Si le l’ouvrage est globalement positiviste, certains constats restent toutefois amers : „Cela fait des décennies que nous en sommes au niveau zéro de la coopération politique entre la Lorraine et le Luxembourg!“. Dans sa communication, il ajoute : „Il faut cesser de tout faire pour que cesse une certaine forme de ringardisation de la Lorraine surtout qu’elle est objectivement injuste“. Pour lui, aujourd’hui la vraie question n’est pas de savoir si la Lorraine va disparaître car le risque n’existe pas, mais de réfléchir à la manière dont le territoire lorrain doit exister dans cet espace institutionnel plus vaste qu’est désormais la nouvelle région Grand Est mais aussi au cœur de la Grande Région transfrontalière. Tenant à rester foncièrement positif, il dresse ici un portrait sans concession d’une Lorraine avec ses faiblesses mais aussi ses atouts.

Des rapports complexes

Concernant le Grand-Duché, il se dit premièrement très distant des demandes d’indemnisation fiscales faites au Luxembourg par certains élus français : „Les Luxembourgeois sont prêts à coopérer mais sur des projets concrets et je les comprends; les Allemands ne demandent pas de l’argent au Luxembourg… La France n’est pas un pays du tiers monde, tout de même!“. Il ajoute: „Dans tous les pays, on paye ses impôts là où l’on travaille!“. Il milite par ailleurs pour une véritable culture frontalières prioritairement dans le domaine politique mais aussi social et culturel.

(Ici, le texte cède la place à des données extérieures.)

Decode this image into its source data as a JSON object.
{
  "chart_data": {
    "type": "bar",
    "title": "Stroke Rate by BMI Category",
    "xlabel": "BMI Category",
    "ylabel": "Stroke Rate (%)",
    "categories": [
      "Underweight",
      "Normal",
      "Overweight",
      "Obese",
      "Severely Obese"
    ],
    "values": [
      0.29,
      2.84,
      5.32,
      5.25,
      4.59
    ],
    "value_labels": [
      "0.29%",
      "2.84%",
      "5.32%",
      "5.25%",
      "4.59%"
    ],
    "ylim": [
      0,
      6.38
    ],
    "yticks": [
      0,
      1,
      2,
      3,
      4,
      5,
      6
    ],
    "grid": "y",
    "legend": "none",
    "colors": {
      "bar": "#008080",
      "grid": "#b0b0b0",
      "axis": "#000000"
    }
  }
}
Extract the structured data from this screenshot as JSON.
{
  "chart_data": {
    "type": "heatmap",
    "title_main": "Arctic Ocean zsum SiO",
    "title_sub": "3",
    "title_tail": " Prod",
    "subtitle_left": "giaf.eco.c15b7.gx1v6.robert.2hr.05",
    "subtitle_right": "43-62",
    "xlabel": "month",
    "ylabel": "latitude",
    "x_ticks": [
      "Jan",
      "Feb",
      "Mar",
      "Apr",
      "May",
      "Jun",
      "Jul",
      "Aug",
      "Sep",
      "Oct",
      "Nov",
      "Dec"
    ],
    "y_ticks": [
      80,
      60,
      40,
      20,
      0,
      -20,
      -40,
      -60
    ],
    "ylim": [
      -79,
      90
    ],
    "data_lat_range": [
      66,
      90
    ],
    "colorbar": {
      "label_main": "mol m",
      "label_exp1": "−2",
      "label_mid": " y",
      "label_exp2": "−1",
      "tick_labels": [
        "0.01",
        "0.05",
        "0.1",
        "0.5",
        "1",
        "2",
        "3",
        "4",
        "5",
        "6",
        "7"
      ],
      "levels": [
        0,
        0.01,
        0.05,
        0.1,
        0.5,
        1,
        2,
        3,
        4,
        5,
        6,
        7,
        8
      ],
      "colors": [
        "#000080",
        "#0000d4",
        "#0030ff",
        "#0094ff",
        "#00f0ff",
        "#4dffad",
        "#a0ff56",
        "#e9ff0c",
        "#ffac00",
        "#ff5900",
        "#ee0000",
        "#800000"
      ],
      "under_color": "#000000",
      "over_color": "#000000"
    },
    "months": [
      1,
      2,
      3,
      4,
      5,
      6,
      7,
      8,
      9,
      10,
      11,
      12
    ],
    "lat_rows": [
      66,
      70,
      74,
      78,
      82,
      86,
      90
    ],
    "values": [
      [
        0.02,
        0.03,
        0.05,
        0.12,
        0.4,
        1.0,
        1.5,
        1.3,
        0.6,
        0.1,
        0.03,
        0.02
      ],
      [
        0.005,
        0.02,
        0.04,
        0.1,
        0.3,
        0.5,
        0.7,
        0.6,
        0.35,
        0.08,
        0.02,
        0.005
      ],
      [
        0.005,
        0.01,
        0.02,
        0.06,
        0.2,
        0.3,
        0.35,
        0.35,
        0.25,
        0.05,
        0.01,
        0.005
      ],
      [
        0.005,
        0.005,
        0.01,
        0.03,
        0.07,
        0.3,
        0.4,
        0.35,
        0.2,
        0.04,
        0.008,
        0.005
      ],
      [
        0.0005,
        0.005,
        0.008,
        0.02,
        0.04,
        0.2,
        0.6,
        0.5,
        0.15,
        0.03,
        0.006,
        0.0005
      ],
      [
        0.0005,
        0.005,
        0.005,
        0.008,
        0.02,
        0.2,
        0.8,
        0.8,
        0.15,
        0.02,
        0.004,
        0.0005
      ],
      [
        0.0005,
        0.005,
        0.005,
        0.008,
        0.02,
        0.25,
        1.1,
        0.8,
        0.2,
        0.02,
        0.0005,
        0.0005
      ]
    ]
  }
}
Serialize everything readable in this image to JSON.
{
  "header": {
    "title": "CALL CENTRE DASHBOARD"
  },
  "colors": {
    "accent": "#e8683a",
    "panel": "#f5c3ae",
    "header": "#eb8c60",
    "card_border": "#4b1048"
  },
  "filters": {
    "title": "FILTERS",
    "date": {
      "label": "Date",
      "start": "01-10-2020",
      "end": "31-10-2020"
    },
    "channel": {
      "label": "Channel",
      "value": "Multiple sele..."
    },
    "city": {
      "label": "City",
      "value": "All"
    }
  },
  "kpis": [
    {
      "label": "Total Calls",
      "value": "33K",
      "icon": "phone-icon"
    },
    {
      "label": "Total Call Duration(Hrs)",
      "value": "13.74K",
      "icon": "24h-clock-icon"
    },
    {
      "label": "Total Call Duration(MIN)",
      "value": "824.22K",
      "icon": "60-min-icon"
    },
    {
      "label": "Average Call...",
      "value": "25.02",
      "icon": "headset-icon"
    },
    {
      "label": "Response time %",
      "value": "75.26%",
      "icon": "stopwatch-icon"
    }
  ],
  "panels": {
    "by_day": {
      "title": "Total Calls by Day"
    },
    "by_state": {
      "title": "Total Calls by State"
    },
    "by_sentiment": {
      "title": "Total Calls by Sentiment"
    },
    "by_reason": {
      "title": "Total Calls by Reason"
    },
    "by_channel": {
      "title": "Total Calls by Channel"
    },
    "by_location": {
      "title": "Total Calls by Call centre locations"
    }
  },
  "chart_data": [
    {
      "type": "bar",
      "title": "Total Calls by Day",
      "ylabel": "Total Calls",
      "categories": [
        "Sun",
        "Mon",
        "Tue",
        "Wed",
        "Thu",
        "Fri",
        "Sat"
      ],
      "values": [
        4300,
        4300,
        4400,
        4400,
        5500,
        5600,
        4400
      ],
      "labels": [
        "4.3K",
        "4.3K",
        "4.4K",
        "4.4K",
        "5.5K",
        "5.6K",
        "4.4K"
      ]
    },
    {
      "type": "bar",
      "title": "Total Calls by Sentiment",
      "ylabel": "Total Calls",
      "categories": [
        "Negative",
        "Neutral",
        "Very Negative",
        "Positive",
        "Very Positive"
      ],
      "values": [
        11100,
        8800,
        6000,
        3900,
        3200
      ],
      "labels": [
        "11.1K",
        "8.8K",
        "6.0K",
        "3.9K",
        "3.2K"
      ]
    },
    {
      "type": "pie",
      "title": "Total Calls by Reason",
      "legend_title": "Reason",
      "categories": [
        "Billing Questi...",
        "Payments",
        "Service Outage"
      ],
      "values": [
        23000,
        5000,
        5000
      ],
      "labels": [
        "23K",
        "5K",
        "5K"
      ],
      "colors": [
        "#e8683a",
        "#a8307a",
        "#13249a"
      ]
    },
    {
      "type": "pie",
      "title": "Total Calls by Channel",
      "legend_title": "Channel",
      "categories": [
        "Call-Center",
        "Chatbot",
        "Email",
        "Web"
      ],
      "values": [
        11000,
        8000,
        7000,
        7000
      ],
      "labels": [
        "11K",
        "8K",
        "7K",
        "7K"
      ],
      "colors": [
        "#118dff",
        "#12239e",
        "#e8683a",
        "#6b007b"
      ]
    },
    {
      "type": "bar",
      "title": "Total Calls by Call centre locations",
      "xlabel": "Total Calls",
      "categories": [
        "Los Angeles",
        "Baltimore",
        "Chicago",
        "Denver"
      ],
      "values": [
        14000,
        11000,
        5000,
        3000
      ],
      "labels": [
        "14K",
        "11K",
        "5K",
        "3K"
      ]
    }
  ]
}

Dans le même temps, il reconnaît que le Grand-Duché est un peu juste concernant sa vision de son territoire et le développement au-delà de ses frontières pour implanter par exemple son industrie. Ce qui serait vital pour ce pays. Il constate attristé l‘échec de l’implantation de l’hôpital d’Esch en France du fait de la vision bornée des grands élus français. Il milite donc pour un vrai projet de ville entre les communes du nord-lorrain comme Audun, Villerupt, etc, avec les communes luxembourgeoises. „La balle est dans le camp des politiques“, ajoute-t-il non sans quelques doutes.

Pour une gouvernance active

Quant au Sillon Lorrain : „Les élus français ne rencontrent jamais leurs homologues luxembourgeois. On est sur l’apparence. Il faut installer ici une gouvernance active regroupant en plus des politiques du Grand-Duché le maire de Thionville, Pierre Cuny, les patrons des départements de Meurthe-et-Moselle, Mathieu Klein et Patrick Weiten, tout comme Jean Rottner, président du Grand Est“. Par ailleurs, il attend beaucoup des échanges entre les autorités luxembourgeois et françaises au plus haut niveau sur les problématiques concrètes des deux pays liées à la mobilité, à la santé et la formation.

„La Lorraine sans frontières“ : Editions „Indola“, 130 pages, 14 euros.